Sunday, 16 September 2007
It's not all sunshine & roses
Sun 16 Sep
Sierra de la Contraviesa
Very little sunshine, and no roses at all. La Contraviesa is the range between the Sierra Nevada and the coast, with rolling hillsides cut through by steep gullies, very sparsely populated, and with a succession of microclimates every couple of hundred metres or so. Today most of them seemed to involve mist.
I had decided to try to find Fregenite, purportedly the least populated village in Spain with 1 inhabitant - she'd been on Canal Sur (Andalusia TV) a couple of years ago, snowed in and cut off. The village has many ruined and abandoned buildings, but there now seem to be half a dozen renovated and inhabited houses, probably holiday homes, and a well-whitewashed church with a gratingly new pine door. There's also supposed to be a thousand year-old olive tree, but I didn't spot it.
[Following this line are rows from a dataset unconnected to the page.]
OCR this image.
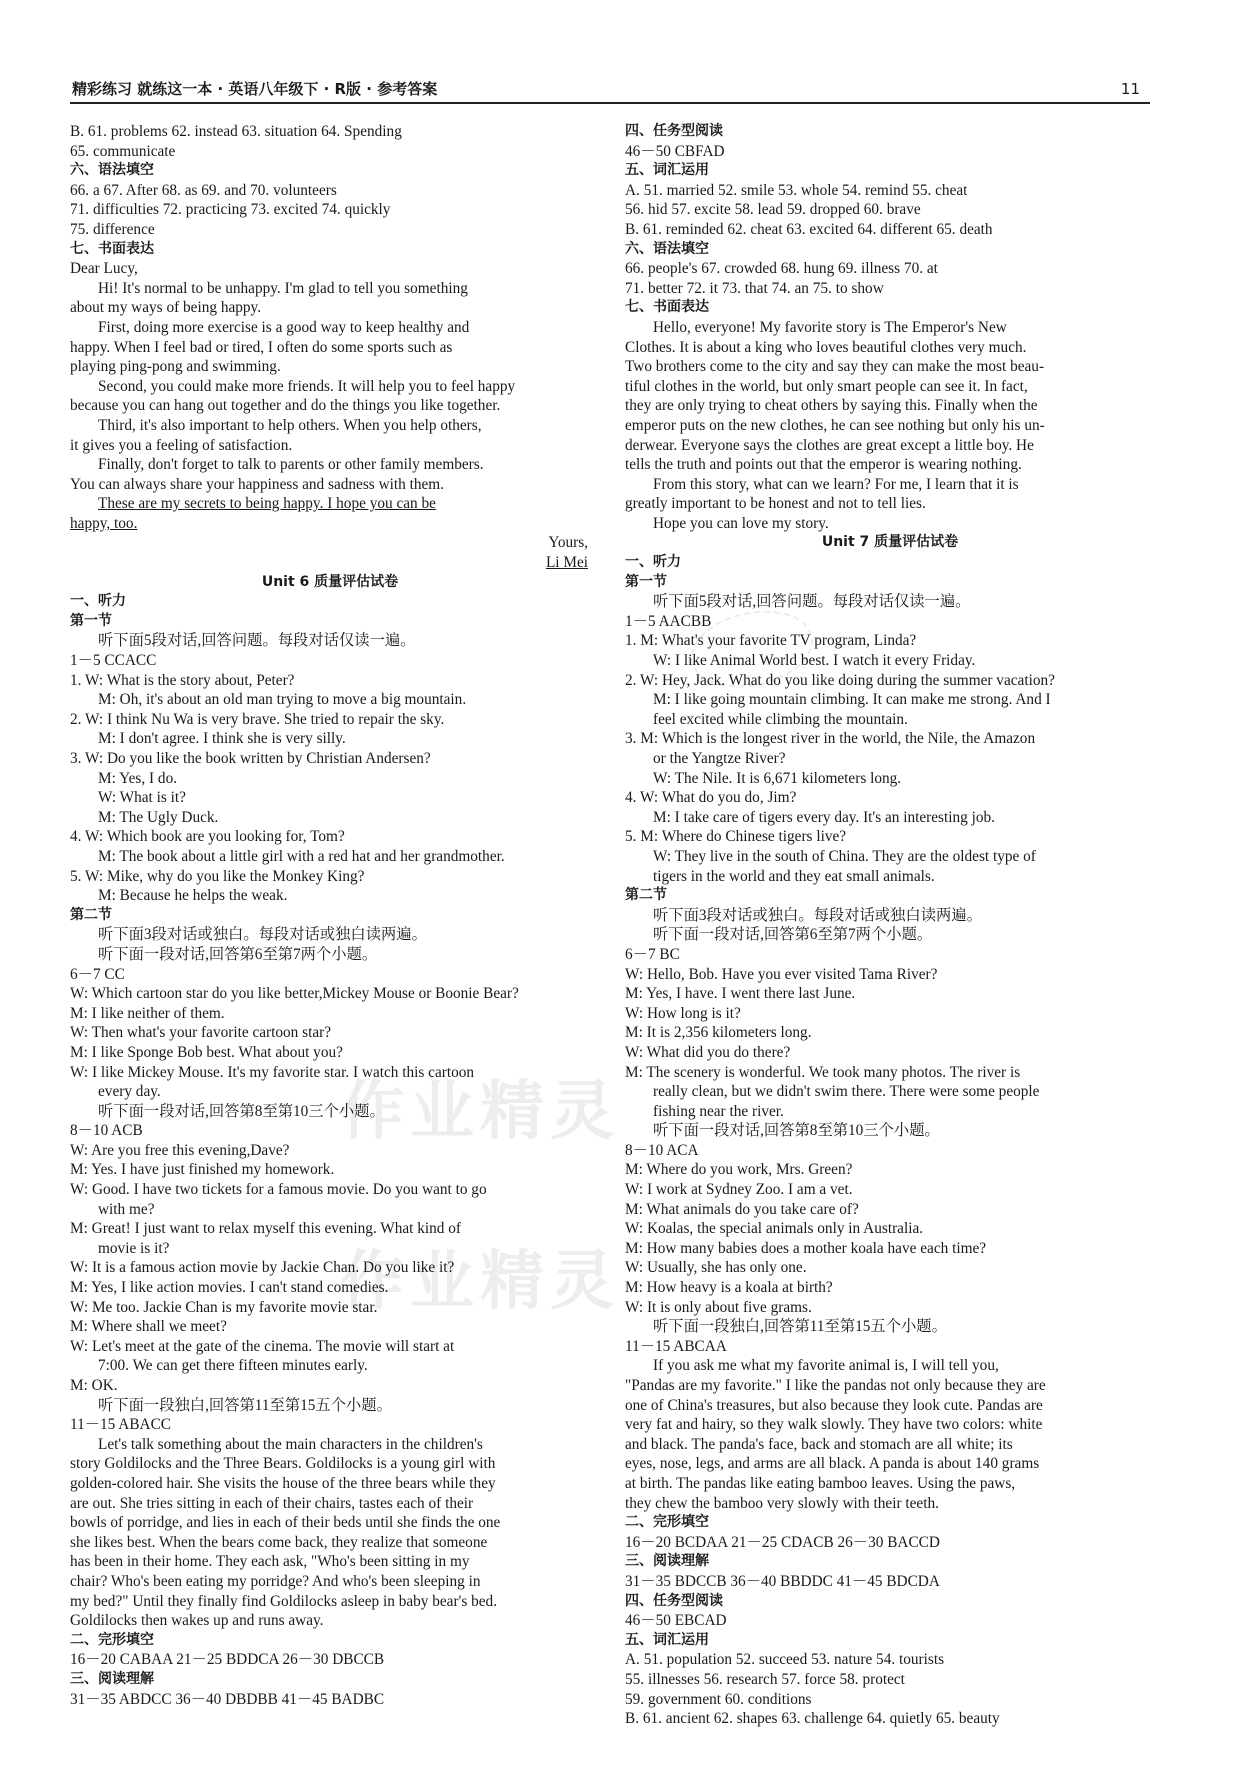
精彩练习 就练这一本 · 英语八年级下 · R版 · 参考答案	11
B. 61. problems 62. instead 63. situation 64. Spending
65. communicate
六、语法填空
66. a 67. After 68. as 69. and 70. volunteers
71. difficulties 72. practicing 73. excited 74. quickly
75. difference
七、书面表达
Dear Lucy,
Hi! It's normal to be unhappy. I'm glad to tell you something
about my ways of being happy.
First, doing more exercise is a good way to keep healthy and
happy. When I feel bad or tired, I often do some sports such as
playing ping-pong and swimming.
Second, you could make more friends. It will help you to feel happy
because you can hang out together and do the things you like together.
Third, it's also important to help others. When you help others,
it gives you a feeling of satisfaction.
Finally, don't forget to talk to parents or other family members.
You can always share your happiness and sadness with them.
These are my secrets to being happy. I hope you can be
happy, too.
Yours,
Li Mei
Unit 6 质量评估试卷
一、听力
第一节
听下面5段对话,回答问题。每段对话仅读一遍。
1－5 CCACC
1. W: What is the story about, Peter?
M: Oh, it's about an old man trying to move a big mountain.
2. W: I think Nu Wa is very brave. She tried to repair the sky.
M: I don't agree. I think she is very silly.
3. W: Do you like the book written by Christian Andersen?
M: Yes, I do.
W: What is it?
M: The Ugly Duck.
4. W: Which book are you looking for, Tom?
M: The book about a little girl with a red hat and her grandmother.
5. W: Mike, why do you like the Monkey King?
M: Because he helps the weak.
第二节
听下面3段对话或独白。每段对话或独白读两遍。
听下面一段对话,回答第6至第7两个小题。
6－7 CC
W: Which cartoon star do you like better,Mickey Mouse or Boonie Bear?
M: I like neither of them.
W: Then what's your favorite cartoon star?
M: I like Sponge Bob best. What about you?
W: I like Mickey Mouse. It's my favorite star. I watch this cartoon
every day.
听下面一段对话,回答第8至第10三个小题。
8－10 ACB
W: Are you free this evening,Dave?
M: Yes. I have just finished my homework.
W: Good. I have two tickets for a famous movie. Do you want to go
with me?
M: Great! I just want to relax myself this evening. What kind of
movie is it?
W: It is a famous action movie by Jackie Chan. Do you like it?
M: Yes, I like action movies. I can't stand comedies.
W: Me too. Jackie Chan is my favorite movie star.
M: Where shall we meet?
W: Let's meet at the gate of the cinema. The movie will start at
7:00. We can get there fifteen minutes early.
M: OK.
听下面一段独白,回答第11至第15五个小题。
11－15 ABACC
Let's talk something about the main characters in the children's
story Goldilocks and the Three Bears. Goldilocks is a young girl with
golden-colored hair. She visits the house of the three bears while they
are out. She tries sitting in each of their chairs, tastes each of their
bowls of porridge, and lies in each of their beds until she finds the one
she likes best. When the bears come back, they realize that someone
has been in their home. They each ask, "Who's been sitting in my
chair? Who's been eating my porridge? And who's been sleeping in
my bed?" Until they finally find Goldilocks asleep in baby bear's bed.
Goldilocks then wakes up and runs away.
二、完形填空
16－20 CABAA 21－25 BDDCA 26－30 DBCCB
三、阅读理解
31－35 ABDCC 36－40 DBDBB 41－45 BADBC
四、任务型阅读
46－50 CBFAD
五、词汇运用
A. 51. married 52. smile 53. whole 54. remind 55. cheat
56. hid 57. excite 58. lead 59. dropped 60. brave
B. 61. reminded 62. cheat 63. excited 64. different 65. death
六、语法填空
66. people's 67. crowded 68. hung 69. illness 70. at
71. better 72. it 73. that 74. an 75. to show
七、书面表达
Hello, everyone! My favorite story is The Emperor's New
Clothes. It is about a king who loves beautiful clothes very much.
Two brothers come to the city and say they can make the most beau-
tiful clothes in the world, but only smart people can see it. In fact,
they are only trying to cheat others by saying this. Finally when the
emperor puts on the new clothes, he can see nothing but only his un-
derwear. Everyone says the clothes are great except a little boy. He
tells the truth and points out that the emperor is wearing nothing.
From this story, what can we learn? For me, I learn that it is
greatly important to be honest and not to tell lies.
Hope you can love my story.
Unit 7 质量评估试卷
一、听力
第一节
听下面5段对话,回答问题。每段对话仅读一遍。
1－5 AACBB
1. M: What's your favorite TV program, Linda?
W: I like Animal World best. I watch it every Friday.
2. W: Hey, Jack. What do you like doing during the summer vacation?
M: I like going mountain climbing. It can make me strong. And I
feel excited while climbing the mountain.
3. M: Which is the longest river in the world, the Nile, the Amazon
or the Yangtze River?
W: The Nile. It is 6,671 kilometers long.
4. W: What do you do, Jim?
M: I take care of tigers every day. It's an interesting job.
5. M: Where do Chinese tigers live?
W: They live in the south of China. They are the oldest type of
tigers in the world and they eat small animals.
第二节
听下面3段对话或独白。每段对话或独白读两遍。
听下面一段对话,回答第6至第7两个小题。
6－7 BC
W: Hello, Bob. Have you ever visited Tama River?
M: Yes, I have. I went there last June.
W: How long is it?
M: It is 2,356 kilometers long.
W: What did you do there?
M: The scenery is wonderful. We took many photos. The river is
really clean, but we didn't swim there. There were some people
fishing near the river.
听下面一段对话,回答第8至第10三个小题。
8－10 ACA
M: Where do you work, Mrs. Green?
W: I work at Sydney Zoo. I am a vet.
M: What animals do you take care of?
W: Koalas, the special animals only in Australia.
M: How many babies does a mother koala have each time?
W: Usually, she has only one.
M: How heavy is a koala at birth?
W: It is only about five grams.
听下面一段独白,回答第11至第15五个小题。
11－15 ABCAA
If you ask me what my favorite animal is, I will tell you,
"Pandas are my favorite." I like the pandas not only because they are
one of China's treasures, but also because they look cute. Pandas are
very fat and hairy, so they walk slowly. They have two colors: white
and black. The panda's face, back and stomach are all white; its
eyes, nose, legs, and arms are all black. A panda is about 140 grams
at birth. The pandas like eating bamboo leaves. Using the paws,
they chew the bamboo very slowly with their teeth.
二、完形填空
16－20 BCDAA 21－25 CDACB 26－30 BACCD
三、阅读理解
31－35 BDCCB 36－40 BBDDC 41－45 BDCDA
四、任务型阅读
46－50 EBCAD
五、词汇运用
A. 51. population 52. succeed 53. nature 54. tourists
55. illnesses 56. research 57. force 58. protect
59. government 60. conditions
B. 61. ancient 62. shapes 63. challenge 64. quietly 65. beauty
作业精灵
作业精灵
A few km to the north and then west, there's a track up to the Contraviesa ridge. This must be at about 1500m; it was where the clouds took over, and is the most densely vegetated moorland I have come across in Spain, a stark contrast to the bare desert hillsides just around the corner. The only movement, apart from the occasional bird or beetle, were the clouds rolling up the valley. Silent, still and eerie.
The drive back down to the coast confirmed the old adage about never trusting what you see on a map - especially if you have 4 of them and they all say something different. If you try this trip, and you aren't in a 4-wheeler - don't go via Olías! The alternative routes may look longer but you stand more chance of getting back in one piece.
Coming down towards Castell de Ferro, and all along the coast to Motril, the plastic revolution hits you between the eyes, very hard - every square metre between the sea and the mountains is covered in it, feeding half of Europe and completely wrecking a gorgeous landscape in the process.